Limitations & Future Work¶
- High computational cost: the VLM component requires approximately 54 GB VRAM and 4.77 s/sample (H100), far exceeding pure stereo methods (5.6 GB, 0.87 s).
- Manual annotation dependency: synthetic data generation relies on SAM2 manual annotation of illusion regions and supporting regions.
- Limited real data coverage: only three illusion categories (inpainting, picture, replay) are covered in real data; holography and mirror types are absent.
- Single-illusion assumption: complex scenarios involving multiple superimposed illusion types are not studied.
- Planarity assumption: disparity correction assumes that illusion regions are coplanar with supporting regions, which may fail for non-planar cases.
Related Work & Insights¶
- Compared with monocular methods (DepthAnything V2, Marigold, etc.): this paper reveals that, as "generative models" mapping texture cues to geometry, these methods are inherently susceptible to simulated textures; fine-tuning does not fundamentally resolve the issue—performance improves on illusion regions but degrades on ordinary regions.
- Compared with stereo methods (RAFT-Stereo, IGEV, etc.): reflections on mirror/transparent surfaces cause matching failures; fine-tuning is similarly limited because the learning signals from different illusion types conflict with each other.

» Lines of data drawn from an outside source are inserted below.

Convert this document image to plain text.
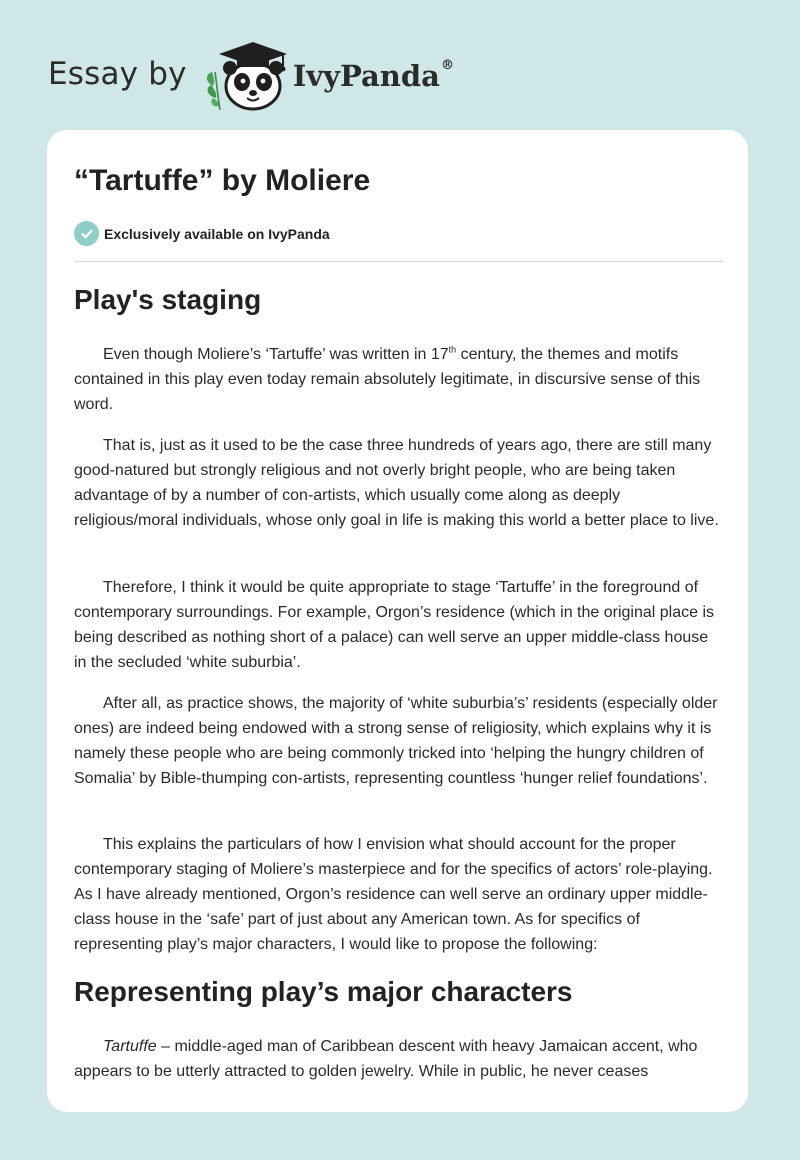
Essay by	IvyPanda®
“Tartuffe” by Moliere
Exclusively available on IvyPanda
Play's staging

Even though Moliere’s ‘Tartuffe’ was written in 17th century, the themes and motifs contained in this play even today remain absolutely legitimate, in discursive sense of this word.

That is, just as it used to be the case three hundreds of years ago, there are still many good-natured but strongly religious and not overly bright people, who are being taken advantage of by a number of con-artists, which usually come along as deeply religious/moral individuals, whose only goal in life is making this world a better place to live.

Therefore, I think it would be quite appropriate to stage ‘Tartuffe’ in the foreground of contemporary surroundings. For example, Orgon’s residence (which in the original place is being described as nothing short of a palace) can well serve an upper middle-class house in the secluded ‘white suburbia’.

After all, as practice shows, the majority of ‘white suburbia’s’ residents (especially older ones) are indeed being endowed with a strong sense of religiosity, which explains why it is namely these people who are being commonly tricked into ‘helping the hungry children of Somalia’ by Bible-thumping con-artists, representing countless ‘hunger relief foundations’.

This explains the particulars of how I envision what should account for the proper contemporary staging of Moliere’s masterpiece and for the specifics of actors’ role-playing. As I have already mentioned, Orgon’s residence can well serve an ordinary upper middle-class house in the ‘safe’ part of just about any American town. As for specifics of representing play’s major characters, I would like to propose the following:

Representing play’s major characters

Tartuffe – middle-aged man of Caribbean descent with heavy Jamaican accent, who appears to be utterly attracted to golden jewelry. While in public, he never ceases
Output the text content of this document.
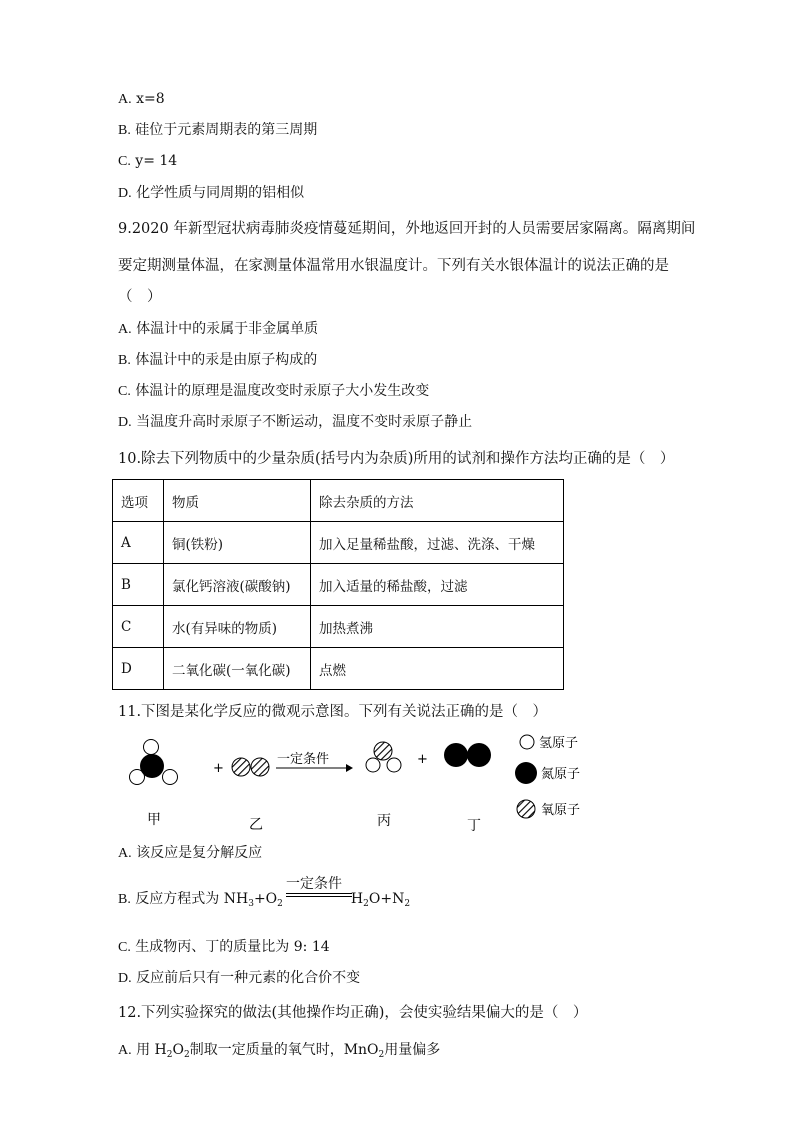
A. x=8
B. 硅位于元素周期表的第三周期
C. y= 14
D. 化学性质与同周期的铝相似
9.2020 年新型冠状病毒肺炎疫情蔓延期间，外地返回开封的人员需要居家隔离。隔离期间
要定期测量体温，在家测量体温常用水银温度计。下列有关水银体温计的说法正确的是
（　）
A. 体温计中的汞属于非金属单质
B. 体温计中的汞是由原子构成的
C. 体温计的原理是温度改变时汞原子大小发生改变
D. 当温度升高时汞原子不断运动，温度不变时汞原子静止
10.除去下列物质中的少量杂质(括号内为杂质)所用的试剂和操作方法均正确的是（　）
选项	物质	除去杂质的方法
A	铜(铁粉)	加入足量稀盐酸，过滤、洗涤、干燥
B	氯化钙溶液(碳酸钠)	加入适量的稀盐酸，过滤
C	水(有异味的物质)	加热煮沸
D	二氧化碳(一氧化碳)	点燃
11.下图是某化学反应的微观示意图。下列有关说法正确的是（　）
+
一定条件	+
氢原子
氮原子
氧原子
甲	乙	丙	丁
A. 该反应是复分解反应
一定条件
B. 反应方程式为 $NH_3+O_2$	$H_2O+N_2$
C. 生成物丙、丁的质量比为 9: 14
D. 反应前后只有一种元素的化合价不变
12.下列实验探究的做法(其他操作均正确)，会使实验结果偏大的是（　）
A. 用 $H_2O_2$制取一定质量的氧气时，MnO$_2$用量偏多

- Compared with multi-view methods (DUSt3R, VGGT): these exhibit a strong monocular bias in illusion scenarios.
- Compared with the Booster dataset: Booster focuses on transparent/reflective surfaces, whereas this work covers a broader scope (five illusion categories).
The core insight—complementary monocular-stereo fusion driven by VLM commonsense reasoning—is generalizable to other 3D tasks that require handling "counter-intuitive" scenes.
Rating¶
- Novelty: ⭐⭐⭐⭐ The problem formulation is highly novel (the first systematic study of 3D visual illusions), though the fusion approach itself (dual-branch + confidence-based fusion) follows a relatively standard technical paradigm.

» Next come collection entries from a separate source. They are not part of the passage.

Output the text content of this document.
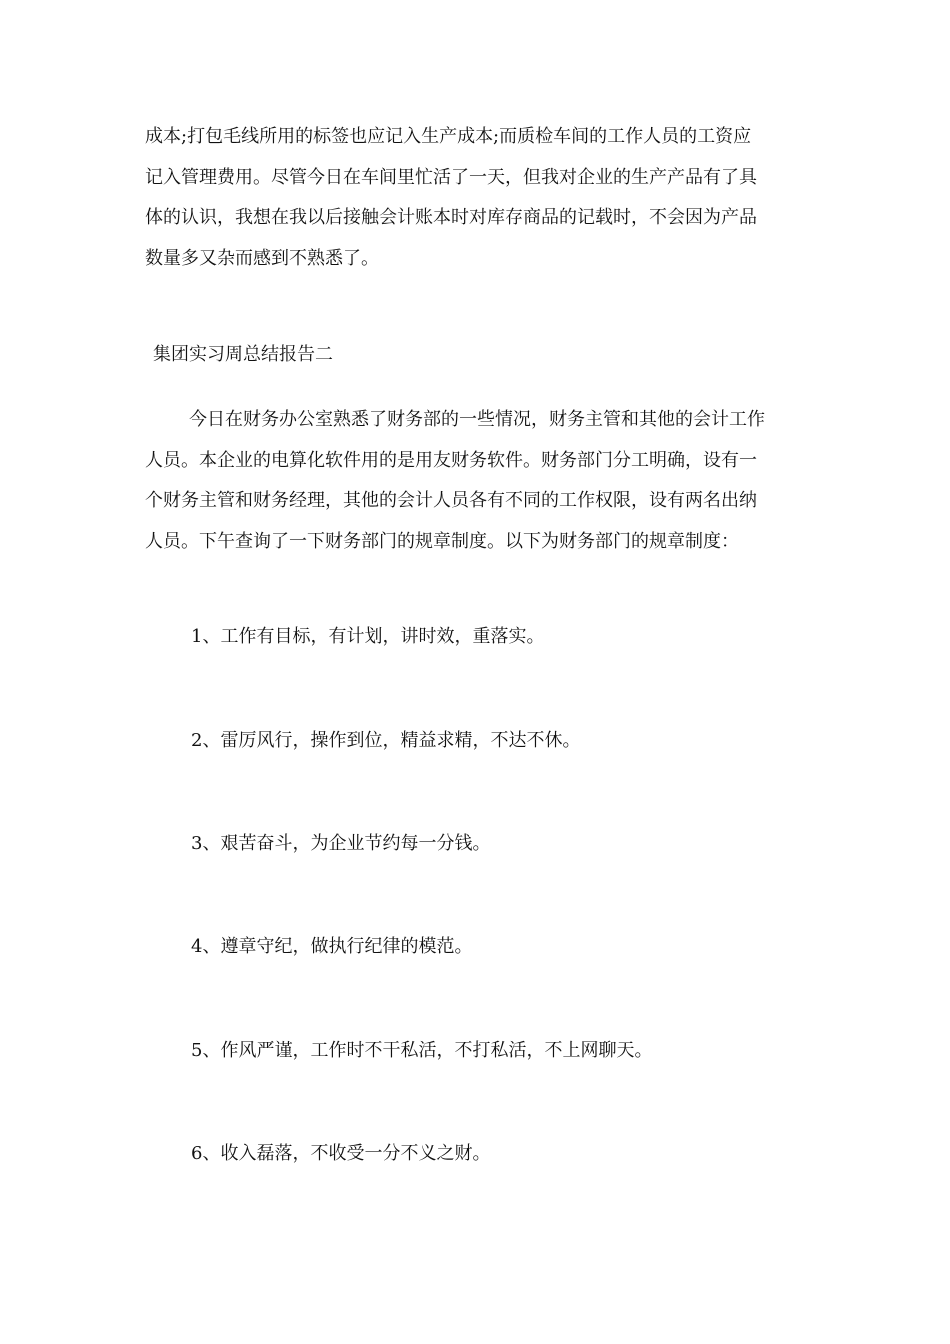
成本;打包毛线所用的标签也应记入生产成本;而质检车间的工作人员的工资应
记入管理费用。尽管今日在车间里忙活了一天，但我对企业的生产产品有了具
体的认识，我想在我以后接触会计账本时对库存商品的记载时，不会因为产品
数量多又杂而感到不熟悉了。
集团实习周总结报告二
今日在财务办公室熟悉了财务部的一些情况，财务主管和其他的会计工作
人员。本企业的电算化软件用的是用友财务软件。财务部门分工明确，设有一
个财务主管和财务经理，其他的会计人员各有不同的工作权限，设有两名出纳
人员。下午查询了一下财务部门的规章制度。以下为财务部门的规章制度：

1、工作有目标，有计划，讲时效，重落实。

2、雷厉风行，操作到位，精益求精，不达不休。

3、艰苦奋斗，为企业节约每一分钱。

4、遵章守纪，做执行纪律的模范。

5、作风严谨，工作时不干私活，不打私活，不上网聊天。

6、收入磊落，不收受一分不义之财。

- Experimental Thoroughness: ⭐⭐⭐⭐⭐ The dataset construction is comprehensive, the baseline comparisons are extensive, the ablation study is thorough, and fine-tuning analysis as well as downstream task (3D detection) visualization are included.
- Writing Quality: ⭐⭐⭐⭐ The writing is clear, with in-depth analysis of problem motivation and complementarity; however, certain dataset construction details (e.g., mathematical derivation of plane fitting) occupy disproportionate space.
- Value: ⭐⭐⭐⭐ The paper surfaces an overlooked yet important problem, and the dataset and benchmark offer long-term value to the community; however, the high computational cost of the VLM fusion component limits practical applicability.